There’s something ineffably English about all this, even though Hitchcock was far from a British nationalist himself. But his sense of humor was British, and it’s that dark-and-light comedy — sometimes juxtaposed with annihilating despair — that is one of Hitchcock’s most characteristic trumps. That humor and biting wit is something he shared with Lorre. Hitch was an artist who knew his murderers and spies mostly from his library, but like Lorre, he could recreate or imagine them with genius. Genius and hilarity and masterly economy (the film is only 75 minutes long) simmer throughout The Man Who Knew Too Much, which is like a magnificent, darkly humorous and beautifully tense yarn being spun to us by a stranger on a train.
As you probably know, there are two films called The Man Who Knew Too Much. The second, also directed by Hitchcock, came out in 1956, starring James Stewart and Doris Day (singing an excruciating loud version of the hit “Que Sera Sera”) as the married travelers (in Morocco this time), and Bernard Miles and Brenda de Banzie among the villains — and it’s long been a film buff/auteurist parlor game of sorts to compare the two, and often to find the 1956 remake superior, despite the early high reputation of its predecessor.
The presence of Jimmy Stewart, an actor who starred in many masterpieces (at least two, Vertigo and Rear Window, for Hitchcock), may be deceiving some of the 1956 film‘s strong admirers, like the younger Robin Wood.
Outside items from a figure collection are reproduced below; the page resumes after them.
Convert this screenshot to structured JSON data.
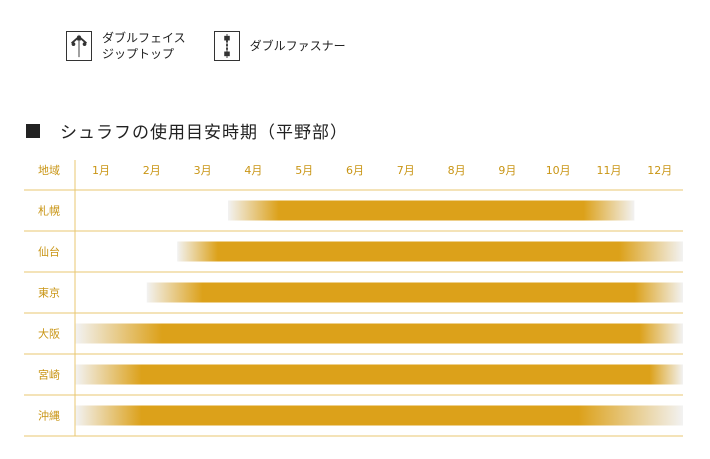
{
  "legend": [
    {
      "label": "ダブルフェイス\nジップトップ",
      "icon": "double-face-zip-icon"
    },
    {
      "label": "ダブルファスナー",
      "icon": "double-zipper-icon"
    }
  ],
  "title": "シュラフの使用目安時期（平野部）",
  "colors": {
    "accent": "#DCA11A",
    "line": "#E8C770",
    "header_text": "#C99514",
    "fade": "#F2F2F2"
  },
  "chart_data": {
    "type": "bar",
    "orientation": "horizontal-range",
    "header_label": "地域",
    "months": [
      "1月",
      "2月",
      "3月",
      "4月",
      "5月",
      "6月",
      "7月",
      "8月",
      "9月",
      "10月",
      "11月",
      "12月"
    ],
    "rows": [
      {
        "region": "札幌",
        "start": 3.5,
        "solid_start": 4.5,
        "solid_end": 10.5,
        "end": 11.5
      },
      {
        "region": "仙台",
        "start": 2.5,
        "solid_start": 3.3,
        "solid_end": 11.2,
        "end": 12.5
      },
      {
        "region": "東京",
        "start": 1.9,
        "solid_start": 3.0,
        "solid_end": 11.5,
        "end": 12.5
      },
      {
        "region": "大阪",
        "start": 0.5,
        "solid_start": 2.2,
        "solid_end": 11.6,
        "end": 12.5
      },
      {
        "region": "宮崎",
        "start": 0.5,
        "solid_start": 1.8,
        "solid_end": 11.8,
        "end": 12.5
      },
      {
        "region": "沖縄",
        "start": 0.5,
        "solid_start": 1.8,
        "solid_end": 10.4,
        "end": 12.5
      }
    ]
  }
}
The 1956 Man Who Knew Too Much is a good movie, but it lacks the high, light-hearted brilliance of the earlier film. Either version though is an entertainment (as Graham Greene used to call his thrillers), to treasure even if, for me, the first film is more entertaining.
Especially when that great childlike heavy with the languorous voice and the bad morphine habit, is on screen. Peter Lorre.
SPECIAL FEATURES: Commentary by Philip Kemp; Interview with Guillermo del Toro; The Illustrated Hitchcock (1972), Hitchock interviewed by Pia Lindstrom and William Everson; Audio excerpts from Francois Truffaut’s interview with Hitchcock; New digital rstoration, with restoration demonstration; Booklet with essay by Farran Smith Nehme.